Enfin pour tempérer le gargarisme du c'est nous les socialistes les garants (au dela du chipotage sémantique sur l'INSEE) de l'écart d'égalité minimum entre les français, c'est quelque part vrai. En sachant tout de même que la France est passée pendant cette période du 5ème rang au 17ème rang mondial, du vrai socialisme quoi, l'égalité par le bas. A force de ne se regarder que le nombril, on ne voit plus les autres qui progressent vraiment eux. Mais si tout le Monde était riche, plus personne ne voterait socialiste! Tirer vers le bas est donc synonyme de perrenité, même si le siphon à leur gauche est enclenché.

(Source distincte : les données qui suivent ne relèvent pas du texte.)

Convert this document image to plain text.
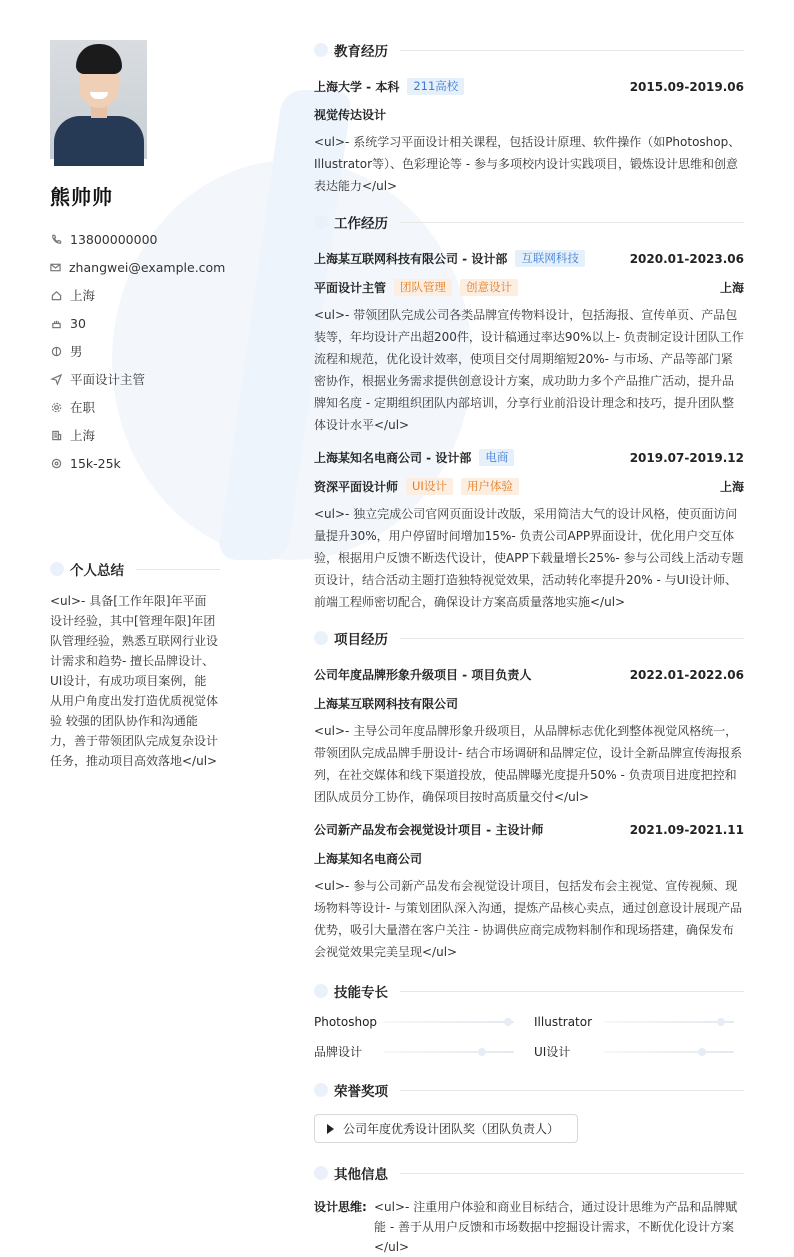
熊帅帅
13800000000
zhangwei@example.com
上海
30
男
平面设计主管
在职
上海
15k-25k
个人总结
<ul>- 具备[工作年限]年平面设计经验，其中[管理年限]年团队管理经验，熟悉互联网行业设计需求和趋势- 擅长品牌设计、UI设计，有成功项目案例，能从用户角度出发打造优质视觉体验 较强的团队协作和沟通能力，善于带领团队完成复杂设计任务，推动项目高效落地</ul>
教育经历
上海大学 - 本科	211高校	2015.09-2019.06
视觉传达设计
<ul>- 系统学习平面设计相关课程，包括设计原理、软件操作（如Photoshop、Illustrator等）、色彩理论等 - 参与多项校内设计实践项目，锻炼设计思维和创意表达能力</ul>
工作经历
上海某互联网科技有限公司 - 设计部	互联网科技	2020.01-2023.06
平面设计主管	团队管理	创意设计	上海
<ul>- 带领团队完成公司各类品牌宣传物料设计，包括海报、宣传单页、产品包装等，年均设计产出超200件，设计稿通过率达90%以上- 负责制定设计团队工作流程和规范，优化设计效率，使项目交付周期缩短20%- 与市场、产品等部门紧密协作，根据业务需求提供创意设计方案，成功助力多个产品推广活动，提升品牌知名度 - 定期组织团队内部培训，分享行业前沿设计理念和技巧，提升团队整体设计水平</ul>
上海某知名电商公司 - 设计部	电商	2019.07-2019.12
资深平面设计师	UI设计	用户体验	上海
<ul>- 独立完成公司官网页面设计改版，采用简洁大气的设计风格，使页面访问量提升30%，用户停留时间增加15%- 负责公司APP界面设计，优化用户交互体验，根据用户反馈不断迭代设计，使APP下载量增长25%- 参与公司线上活动专题页设计，结合活动主题打造独特视觉效果，活动转化率提升20% - 与UI设计师、前端工程师密切配合，确保设计方案高质量落地实施</ul>
项目经历
公司年度品牌形象升级项目 - 项目负责人	2022.01-2022.06
上海某互联网科技有限公司
<ul>- 主导公司年度品牌形象升级项目，从品牌标志优化到整体视觉风格统一，带领团队完成品牌手册设计- 结合市场调研和品牌定位，设计全新品牌宣传海报系列，在社交媒体和线下渠道投放，使品牌曝光度提升50% - 负责项目进度把控和团队成员分工协作，确保项目按时高质量交付</ul>
公司新产品发布会视觉设计项目 - 主设计师	2021.09-2021.11
上海某知名电商公司
<ul>- 参与公司新产品发布会视觉设计项目，包括发布会主视觉、宣传视频、现场物料等设计- 与策划团队深入沟通，提炼产品核心卖点，通过创意设计展现产品优势，吸引大量潜在客户关注 - 协调供应商完成物料制作和现场搭建，确保发布会视觉效果完美呈现</ul>
技能专长
Photoshop	Illustrator
品牌设计	UI设计
荣誉奖项
公司年度优秀设计团队奖（团队负责人）
其他信息
设计思维: <ul>- 注重用户体验和商业目标结合，通过设计思维为产品和品牌赋能 - 善于从用户反馈和市场数据中挖掘设计需求，不断优化设计方案</ul>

Et depuis quand date ce problème de pouvoir d'achat qui remue tout le monde? Ne serait'il pas la résultante pure et simple de la réponse violente (avec ses bonnes et mauvaises justifications) des entreprises à la non moins violente imposition dogmatique et unilatérale (sans négociation, pas les socialistes, voyons!) des 35h à contre courant complet de ce que fait avec plus de succès que nous au moins nos principaux partenaires?

L'autre vrai problème lié est soulevé par Néel dans sa dernière phrase à savoir la "folie consumériste" et à crédit qui s'est emparée des français depuis une dizaine d'années, car même et surtout ceux qui n'en ont pas les moyens font n'importe quoi.

Pour terminer même vous ne pouvez nier les chiffres excessivement positifs pour l'emploi qu'a représenté le CNE, preuve qu'un peu de flexibilité est un vrai levier contre le chomage. Allez je suis sur que tu peux démontrer le contraire John, un effort.